Muito embora o ambiente dito progressista da redação de O Século e as aquisições semiclandestinas na Livraria Barata, na avenida de Roma, de livros de cariz revolucionário, interditos pelo regime, efemeramente me tenham seduzido, estava longe de me sentir à vontade com a boina à Che Guevara, muito na moda nesse tempo. Passou-me assim pela vista abundante literatura de ideologia revolucionaria, desde o Lenine, a Mao, a Rosa Luxemburgo, passando por Bakunin, Kropotkin e Errico Malatesta. Porém, após algum deslumbramento inicial, nada daquilo me fez luz e fiquei muito mais confundido que esclarecido. Ainda recordo a seca do “O Capital”, onde nunca consegui ultrapassar as primeiras páginas. Porém, todas essas leituras algum efeito deveriam ter tido, porque recordo a torrencial e inflamada verborreia com que, em certa ocasião, resolvi brindar o meu pai a propósito da importância do papel de Trotsky na Revolução Russa!!! Ele escutou-me atenta, silenciosa e pacientemente. No final do meu exaltado monólogo, ( porque ele não abriu a boca), dedicou-me um sorriso tão candidamente terno e amorosamente complacente que teve em mim o efeito da pior das humilhações alguma vez sentida.

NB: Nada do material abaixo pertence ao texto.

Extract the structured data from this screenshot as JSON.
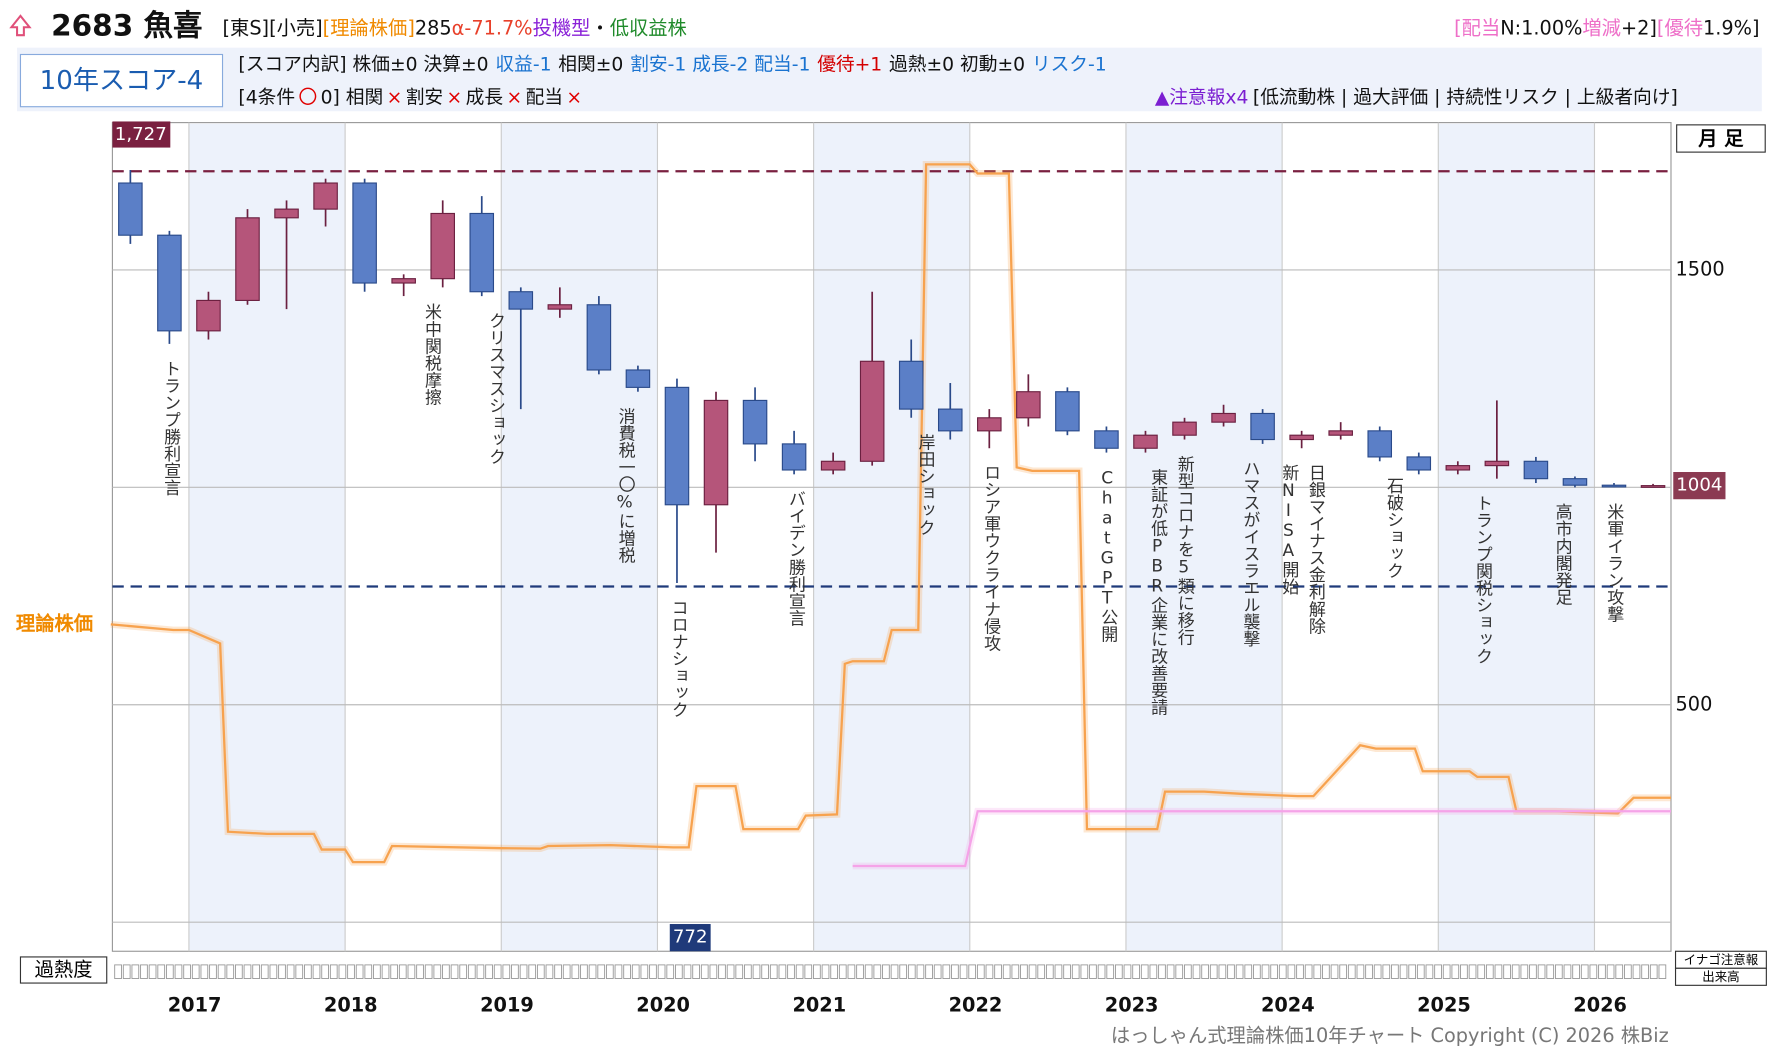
{
  "header": {
    "code_name": "2683 魚喜",
    "title_segments": [
      {
        "text": "[東S][小売]",
        "color": "#111"
      },
      {
        "text": "[理論株価]",
        "color": "#f08a00"
      },
      {
        "text": "285",
        "color": "#111"
      },
      {
        "text": "α-71.7%",
        "color": "#e8402a"
      },
      {
        "text": "投機型",
        "color": "#8a22d8"
      },
      {
        "text": "・",
        "color": "#111"
      },
      {
        "text": "低収益株",
        "color": "#1f8a2a"
      }
    ],
    "right_segments": [
      {
        "text": "[配当",
        "color": "#ee6fc8"
      },
      {
        "text": "N:1.00%",
        "color": "#111"
      },
      {
        "text": "増減",
        "color": "#ee6fc8"
      },
      {
        "text": "+2]",
        "color": "#111"
      },
      {
        "text": "[優待",
        "color": "#ee6fc8"
      },
      {
        "text": "1.9%]",
        "color": "#111"
      }
    ],
    "score": "10年スコア-4",
    "score_row": [
      {
        "text": "[スコア内訳] 株価±0 決算±0",
        "color": "#111"
      },
      {
        "text": "収益-1",
        "color": "#1a73d0"
      },
      {
        "text": "相関±0",
        "color": "#111"
      },
      {
        "text": "割安-1 成長-2 配当-1",
        "color": "#1a73d0"
      },
      {
        "text": "優待+1",
        "color": "#d40000"
      },
      {
        "text": "過熱±0 初動±0",
        "color": "#111"
      },
      {
        "text": "リスク-1",
        "color": "#1a73d0"
      }
    ],
    "condition_row": [
      {
        "text": "[4条件",
        "color": "#111"
      },
      {
        "text": "〇",
        "color": "#e00000"
      },
      {
        "text": "0] 相関",
        "color": "#111"
      },
      {
        "text": "×",
        "color": "#e00000"
      },
      {
        "text": "割安",
        "color": "#111"
      },
      {
        "text": "×",
        "color": "#e00000"
      },
      {
        "text": "成長",
        "color": "#111"
      },
      {
        "text": "×",
        "color": "#e00000"
      },
      {
        "text": "配当",
        "color": "#111"
      },
      {
        "text": "×",
        "color": "#e00000"
      }
    ],
    "warning_row": [
      {
        "text": "▲注意報x4",
        "color": "#7b1fd1"
      },
      {
        "text": "[低流動株 | 過大評価 | 持続性リスク | 上級者向け]",
        "color": "#111"
      }
    ]
  },
  "chart_data": {
    "type": "candlestick",
    "period": "月 足",
    "x": [
      2016.625,
      2016.875,
      2017.125,
      2017.375,
      2017.625,
      2017.875,
      2018.125,
      2018.375,
      2018.625,
      2018.875,
      2019.125,
      2019.375,
      2019.625,
      2019.875,
      2020.125,
      2020.375,
      2020.625,
      2020.875,
      2021.125,
      2021.375,
      2021.625,
      2021.875,
      2022.125,
      2022.375,
      2022.625,
      2022.875,
      2023.125,
      2023.375,
      2023.625,
      2023.875,
      2024.125,
      2024.375,
      2024.625,
      2024.875,
      2025.125,
      2025.375,
      2025.625,
      2025.875,
      2026.125,
      2026.375
    ],
    "open": [
      1700,
      1580,
      1360,
      1430,
      1620,
      1640,
      1700,
      1470,
      1480,
      1630,
      1450,
      1410,
      1420,
      1270,
      1230,
      960,
      1200,
      1100,
      1040,
      1060,
      1290,
      1180,
      1130,
      1160,
      1220,
      1130,
      1090,
      1120,
      1150,
      1170,
      1110,
      1120,
      1130,
      1070,
      1040,
      1050,
      1060,
      1020,
      1005,
      1004
    ],
    "high": [
      1730,
      1590,
      1450,
      1640,
      1660,
      1710,
      1710,
      1490,
      1660,
      1670,
      1460,
      1460,
      1440,
      1280,
      1250,
      1220,
      1230,
      1130,
      1080,
      1450,
      1340,
      1240,
      1180,
      1260,
      1230,
      1140,
      1130,
      1160,
      1190,
      1180,
      1130,
      1150,
      1140,
      1080,
      1060,
      1200,
      1070,
      1025,
      1010,
      1008
    ],
    "low": [
      1560,
      1330,
      1340,
      1420,
      1410,
      1600,
      1450,
      1440,
      1460,
      1440,
      1180,
      1390,
      1260,
      1220,
      780,
      850,
      1060,
      1030,
      1030,
      1050,
      1160,
      1110,
      1090,
      1140,
      1120,
      1080,
      1080,
      1110,
      1140,
      1100,
      1090,
      1110,
      1060,
      1030,
      1030,
      1020,
      1010,
      1000,
      1000,
      1000
    ],
    "close": [
      1580,
      1360,
      1430,
      1620,
      1640,
      1700,
      1470,
      1480,
      1630,
      1450,
      1410,
      1420,
      1270,
      1230,
      960,
      1200,
      1100,
      1040,
      1060,
      1290,
      1180,
      1130,
      1160,
      1220,
      1130,
      1090,
      1120,
      1150,
      1170,
      1110,
      1120,
      1130,
      1070,
      1040,
      1050,
      1060,
      1020,
      1005,
      1004,
      1004
    ],
    "up_color": "#b5557a",
    "down_color": "#5b7fc7",
    "series": [
      {
        "name": "理論株価",
        "color": "#f7a24e",
        "x": [
          2016.5,
          2016.9,
          2017.0,
          2017.2,
          2017.25,
          2017.5,
          2017.8,
          2017.85,
          2018.0,
          2018.05,
          2018.25,
          2018.3,
          2019.0,
          2019.25,
          2019.3,
          2019.7,
          2020.1,
          2020.2,
          2020.25,
          2020.5,
          2020.55,
          2020.9,
          2020.95,
          2021.15,
          2021.2,
          2021.25,
          2021.45,
          2021.5,
          2021.67,
          2021.72,
          2022.0,
          2022.05,
          2022.25,
          2022.3,
          2022.4,
          2022.7,
          2022.75,
          2023.2,
          2023.25,
          2023.5,
          2023.75,
          2024.1,
          2024.2,
          2024.5,
          2024.6,
          2024.85,
          2024.9,
          2025.2,
          2025.25,
          2025.45,
          2025.5,
          2025.75,
          2026.15,
          2026.25,
          2026.49
        ],
        "values": [
          685,
          672,
          672,
          641,
          208,
          203,
          203,
          167,
          167,
          138,
          138,
          175,
          170,
          169,
          175,
          177,
          172,
          172,
          313,
          313,
          214,
          214,
          245,
          248,
          594,
          600,
          600,
          672,
          672,
          1743,
          1743,
          1722,
          1722,
          1046,
          1038,
          1038,
          214,
          214,
          300,
          300,
          295,
          290,
          290,
          407,
          399,
          399,
          347,
          347,
          334,
          334,
          255,
          255,
          250,
          286,
          286
        ]
      },
      {
        "color": "#f5a3e8",
        "x": [
          2021.25,
          2021.97,
          2022.05,
          2026.49
        ],
        "values": [
          129,
          129,
          255,
          255
        ]
      }
    ],
    "max": {
      "value": 1727,
      "label": "1,727"
    },
    "max_color": "#7a2040",
    "min": 772,
    "min_color": "#1f3a7a",
    "current": 1004,
    "current_color": "#8b3a52",
    "xlim": [
      2016.51,
      2026.49
    ],
    "xticks": [
      2017,
      2018,
      2019,
      2020,
      2021,
      2022,
      2023,
      2024,
      2025,
      2026
    ],
    "ylim": [
      -67,
      1839
    ],
    "yticks": [
      500,
      1500
    ],
    "ygrid": [
      0,
      500,
      1000,
      1500
    ],
    "events": [
      {
        "x": 2016.88,
        "label": "トランプ勝利宣言"
      },
      {
        "x": 2018.55,
        "label": "米中関税摩擦"
      },
      {
        "x": 2018.96,
        "label": "クリスマスショック"
      },
      {
        "x": 2019.79,
        "label": "消費税一〇%に増税"
      },
      {
        "x": 2020.13,
        "label": "コロナショック"
      },
      {
        "x": 2020.88,
        "label": "バイデン勝利宣言"
      },
      {
        "x": 2021.71,
        "label": "岸田ショック"
      },
      {
        "x": 2022.13,
        "label": "ロシア軍ウクライナ侵攻"
      },
      {
        "x": 2022.88,
        "label": "ChatGPT公開"
      },
      {
        "x": 2023.2,
        "label": "東証が低PBR企業に改善要請"
      },
      {
        "x": 2023.37,
        "label": "新型コロナを5類に移行"
      },
      {
        "x": 2023.79,
        "label": "ハマスがイスラエル襲撃"
      },
      {
        "x": 2024.04,
        "label": "新NISA開始"
      },
      {
        "x": 2024.21,
        "label": "日銀マイナス金利解除"
      },
      {
        "x": 2024.71,
        "label": "石破ショック"
      },
      {
        "x": 2025.28,
        "label": "トランプ関税ショック"
      },
      {
        "x": 2025.79,
        "label": "高市内閣発足"
      },
      {
        "x": 2026.12,
        "label": "米軍イラン攻撃"
      }
    ]
  },
  "footer": {
    "overheat": "過熱度",
    "inago": "イナゴ注意報",
    "volume": "出来高",
    "copyright": "はっしゃん式理論株価10年チャート Copyright (C) 2026 株Biz"
  }
}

Para se ter uma ideia do fervor revolucionário e radical dos primeiros tempos da Revolução de Abril e dos meios que então frequentava, recordo o episódio de um colega meu que, metendo os pés pelas mãos, ousou timidamente referir, durante uma reunião de uma residência universitária, que nutria alguma simpatia pelo Partido Socialista, então acabado de ser legalizado.

O que foste dizer! Imediatamente epitetado de reacionário a fascista, e não sei que mais “caiu-lhe em cima o Carmo e a Trindade” e, volvido algum tempo, creio que teve mesmo de abandonar aquela residência.

Durante esse período, nas universidades, e não só, éramos muitas vezes olhados de soslaio por termos combatido em África. O epiteto de colonialista era por vezes inconscientemente lançado, esquecendo-se aqueles simpáticos “delatores” que a quase totalidade dos oficiais das Forças Armadas que corajosamente fizeram o 25 de Abril, combateram também corajosamente em terras africanas.

Hoje, porém, temos direito ao porte do Cartão do Antigo Combatente onde está escarrapachado: “ titular do reconhecimento da nação”!

A paradoxal complexidade desta geração parece assentar nisto: Literalmente da noite para o dia passou de um regime ditatorial, fortemente autoritário, para os excessos de uma revolução altamente permissiva. Foi habituada desde muito cedo a obedecer cegamente e, logo a seguir, foi incentivada a desobedecer, também cegamente. Foi enviada para uma guerra (para onde não pediu para ir), a toque de fanfarra, e regressou, discretamente, enaltecida por uns e censurada por outros.

Talvez tenham sido demasiados chips para um espaço temporal relativamente curto.

A verdade, porém, é que, com tudo isto, sinto-me afortunado e grato por todas as experiências vividas. E, embora não sabendo a quem agradecer, não hesito em abrir uma exceção para aqueles que tornaram possível a DEMOCRACIA da qual tenho a esperança da continuação da sua consolidação num mundo, tantas vezes, perturbado.